Every year, the Edelman Trust Barometer releases a study on the global landscape of trust in institutions. The Spring 2020 update, which shared the results of a survey of taken by people in 11 countries from April 15‒23, is especially timely given that the survey was administered during the peak of the COVID-19 pandemic.

This update identified several areas of deep concern when it comes to trust. Only 38% of people believe business is doing “well” or “very well” at putting people before profits, and only 39% believe business is doing “well” or “very well” at protecting their employees’ financial wellbeing and safeguarding their jobs. CEOs scored even worse. Only 29% of respondents believe that CEOs are doing an outstanding job responding to the demands placed on them by the pandemic.

So how can you build trust during times of crisis when it may be more important than ever?

  1. Re-prioritize and live your organization’s values. Values are probably the single biggest component to building trust. Organizational values are the backbone for the culture of the organization. Values are to an organization what character is to an individual. Your values need to be discussed and reaffirmed regularly, but especially during a crisis. Values provide the guidance system for knowing when to take a stand, for empowering employees to take risks, for reminding us why we make sacrifices, and for defining where we stand together. Values serve as the basis of acceptable behavior.

The most important aspect of values is that senior leaders not only espouse them, but they demonstrate them in their own actions and don’t tolerate actions that violate the organization’s values in times of crisis and uncertainty.

  1. Make the stories you tell personal. Gary Burnison, CEO of Korn Ferry, has regularly sent letters to his friends and clients since March. Each letter provides insights, wisdom, and advice, and begins with an impactful personal story. In one letter, Burnison described the time he was caught in a riptide as a child and how it applies to the lesson of not fighting the current but going with it. Another letter shared a text Burnison received from his dentist about finding cause for celebrating, even if it’s just being thankful that COVID-19 social distancing measures also meant no more waiting in reception areas at appointments, reading old magazines. Another recalled Burnison being 12 years old at basketball camp, when legendary coach Gene Keady pulled him aside and said, “You’re going to be a leader. Never stop believing.” That encouragement stayed with him all these years, not only for what Keady said but how he made Burnison feel.

These are great reminders that at a time when different work needs to get done – and needs to get done differently – leaders have to change.
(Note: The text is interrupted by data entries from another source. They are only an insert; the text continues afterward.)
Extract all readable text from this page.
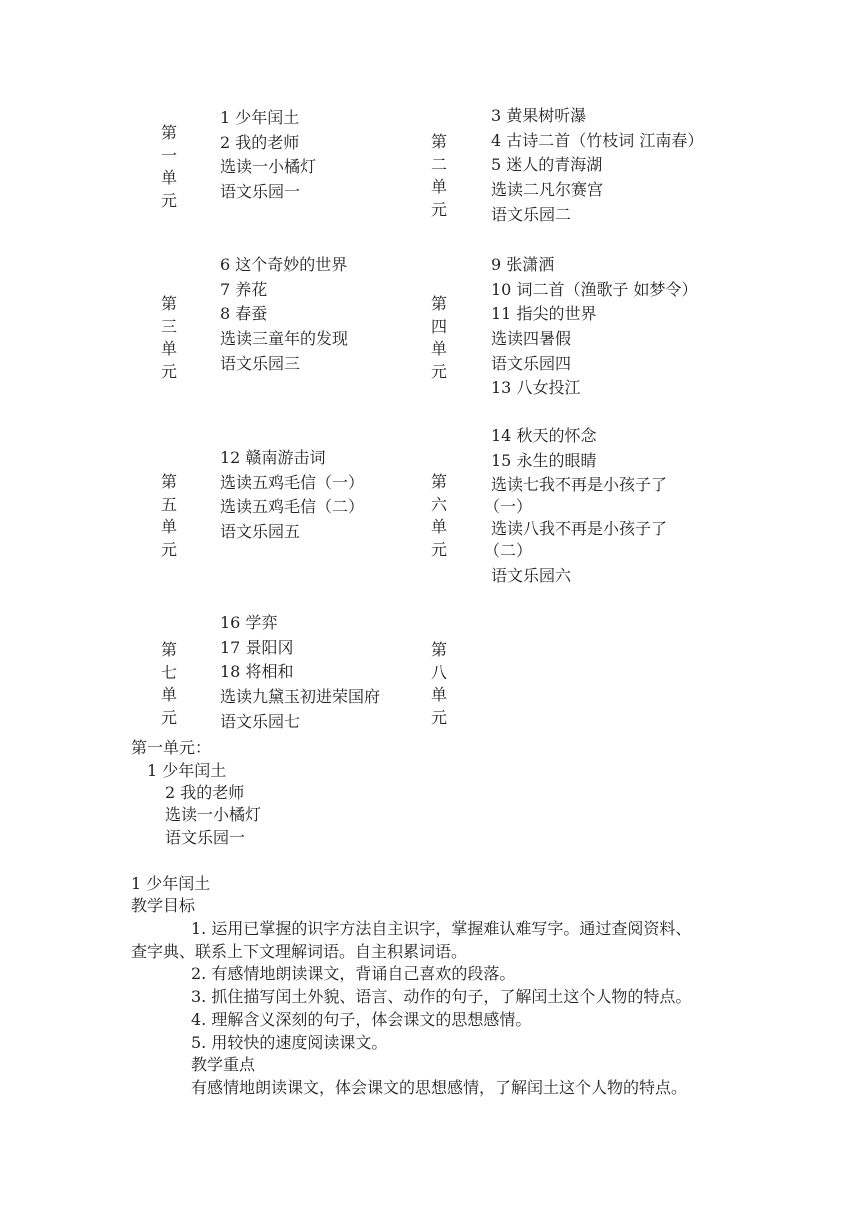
第
一
单
元
1 少年闰土
2 我的老师
选读一小橘灯
语文乐园一
第
二
单
元
3 黄果树听瀑
4 古诗二首（竹枝词 江南春）
5 迷人的青海湖
选读二凡尔赛宫
语文乐园二
第
三
单
元
6 这个奇妙的世界
7 养花
8 春蚕
选读三童年的发现
语文乐园三
第
四
单
元
9 张潇洒
10 词二首（渔歌子 如梦令）
11 指尖的世界
选读四暑假
语文乐园四
13 八女投江
第
五
单
元
12 赣南游击词
选读五鸡毛信（一）
选读五鸡毛信（二）
语文乐园五
第
六
单
元
14 秋天的怀念
15 永生的眼睛
选读七我不再是小孩子了
（一）
选读八我不再是小孩子了
（二）
语文乐园六
第
七
单
元
16 学弈
17 景阳冈
18 将相和
选读九黛玉初进荣国府
语文乐园七
第
八
单
元
第一单元：
1 少年闰土
2 我的老师
选读一小橘灯
语文乐园一
1 少年闰土
教学目标
1. 运用已掌握的识字方法自主识字，掌握难认难写字。通过查阅资料、
查字典、联系上下文理解词语。自主积累词语。
2. 有感情地朗读课文，背诵自己喜欢的段落。
3. 抓住描写闰土外貌、语言、动作的句子，了解闰土这个人物的特点。
4. 理解含义深刻的句子，体会课文的思想感情。
5. 用较快的速度阅读课文。
教学重点
有感情地朗读课文，体会课文的思想感情，了解闰土这个人物的特点。
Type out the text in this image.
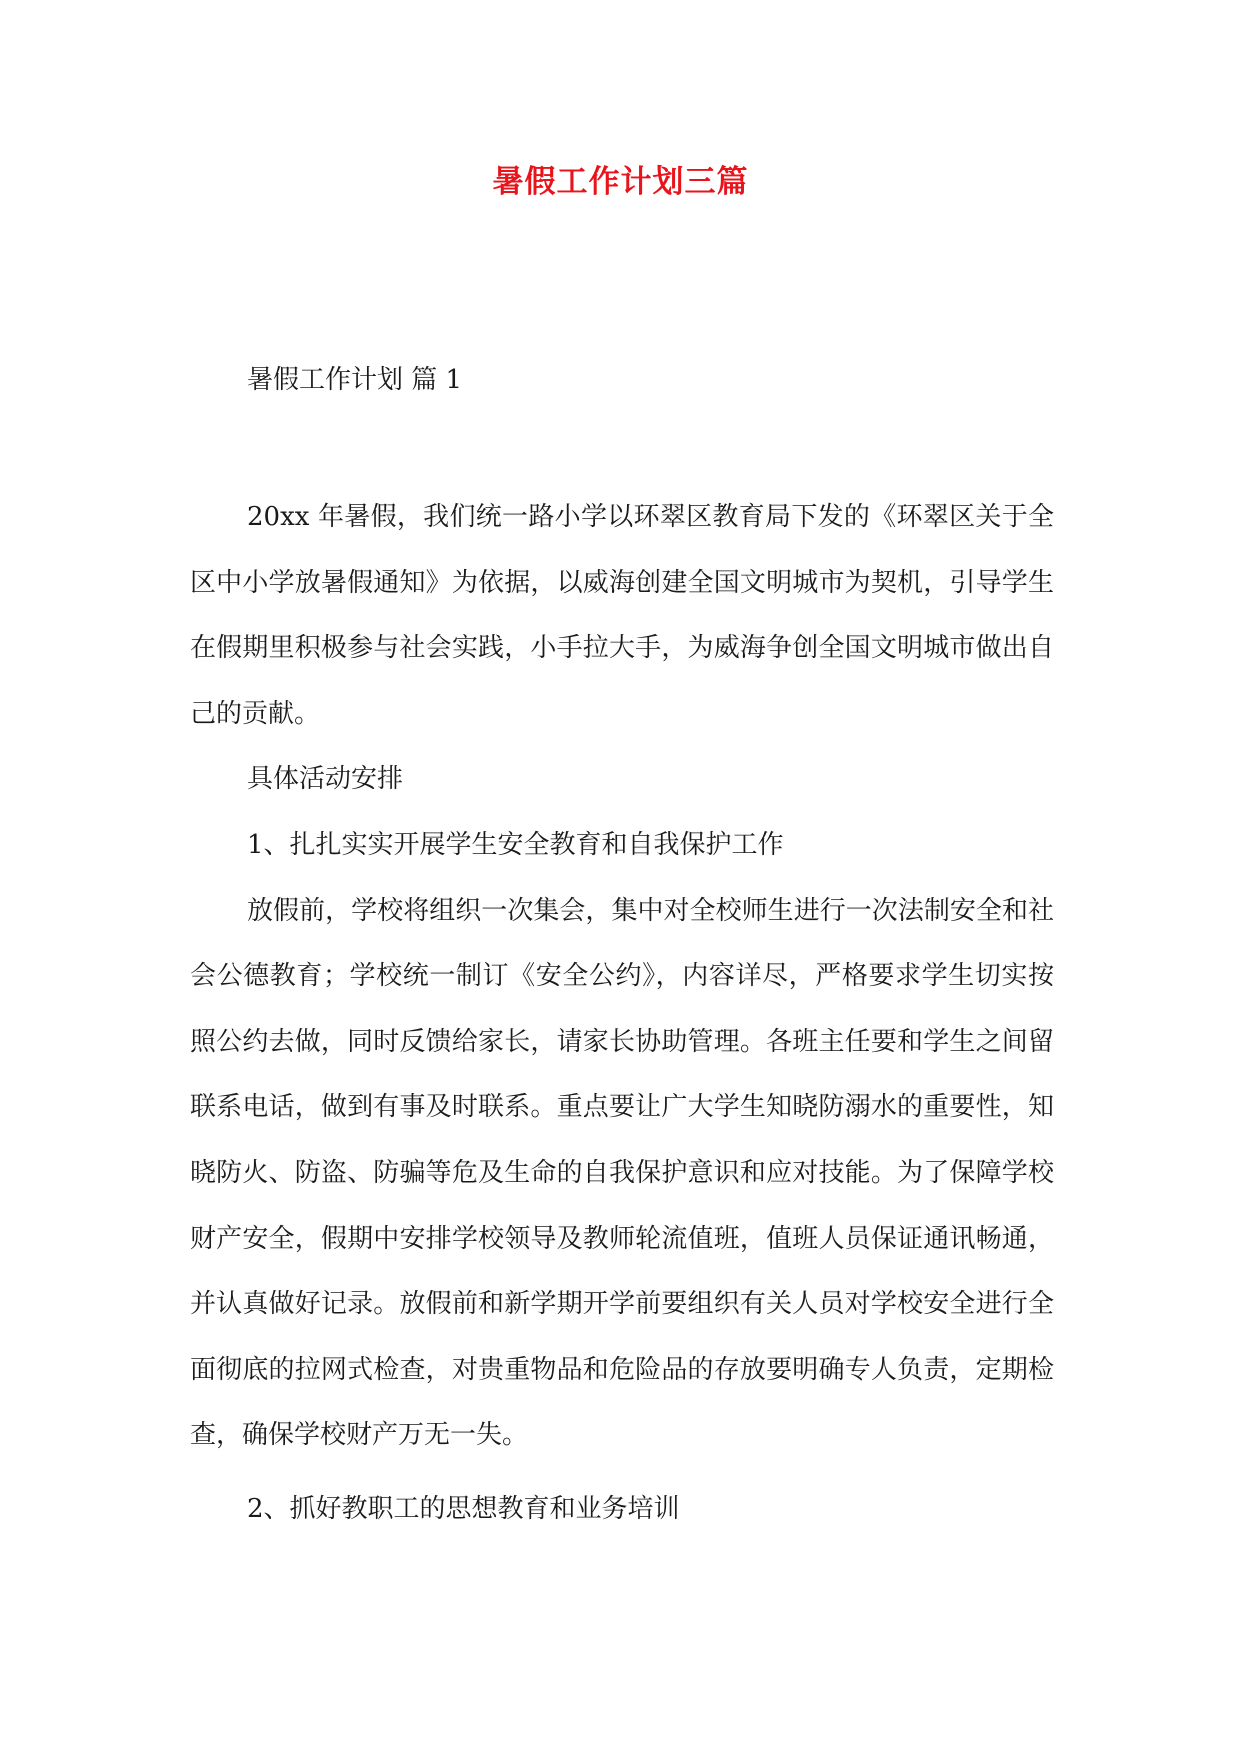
暑假工作计划三篇
暑假工作计划 篇 1

20xx 年暑假，我们统一路小学以环翠区教育局下发的《环翠区关于全区中小学放暑假通知》为依据，以威海创建全国文明城市为契机，引导学生在假期里积极参与社会实践，小手拉大手，为威海争创全国文明城市做出自己的贡献。

具体活动安排

1、扎扎实实开展学生安全教育和自我保护工作

放假前，学校将组织一次集会，集中对全校师生进行一次法制安全和社会公德教育；学校统一制订《安全公约》，内容详尽，严格要求学生切实按照公约去做，同时反馈给家长，请家长协助管理。各班主任要和学生之间留联系电话，做到有事及时联系。重点要让广大学生知晓防溺水的重要性，知晓防火、防盗、防骗等危及生命的自我保护意识和应对技能。为了保障学校财产安全，假期中安排学校领导及教师轮流值班，值班人员保证通讯畅通，并认真做好记录。放假前和新学期开学前要组织有关人员对学校安全进行全面彻底的拉网式检查，对贵重物品和危险品的存放要明确专人负责，定期检查，确保学校财产万无一失。

2、抓好教职工的思想教育和业务培训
Today, everyone is a leader, and it culminates in how we make others feel. To connect on a human level, being willing and able to express emotion and vulnerability, is critical. Your people may admire your intellect and analytical skills, but they will trust you when they can connect to your humanity.

  1. Embody the maxim “leaders eat last.” The one vital leader trait that builds trust in times of crisis is putting service to others ahead of self. When you see examples every day of leaders caring about the whole of the organization before their own interests, you witness memorable examples of self-interest giving way to shared interest and complete selflessness.

In times of distress, it’s natural to worry about surviving and getting through the trauma with minimal personal loss. Yet few behaviors build trust as much as making personal sacrifices and putting the organization and team first. You serve the team. To build trust in a crisis, your ego must take a backseat to the care and success of the team. But if you monitor your ego and put your team first, you’ll make the team better, and your servant approach will build exceptional trust.

As research like the Edelman Trust Barometer has stated, “Trust capital is perhaps a business’ best insurance policy against crises, risk, and disruption today…(and) is also it’s best investment toward driving positive business impact tomorrow.”

If your people don’t trust your leadership, then navigating a crisis and delivering future success becomes nearly impossible.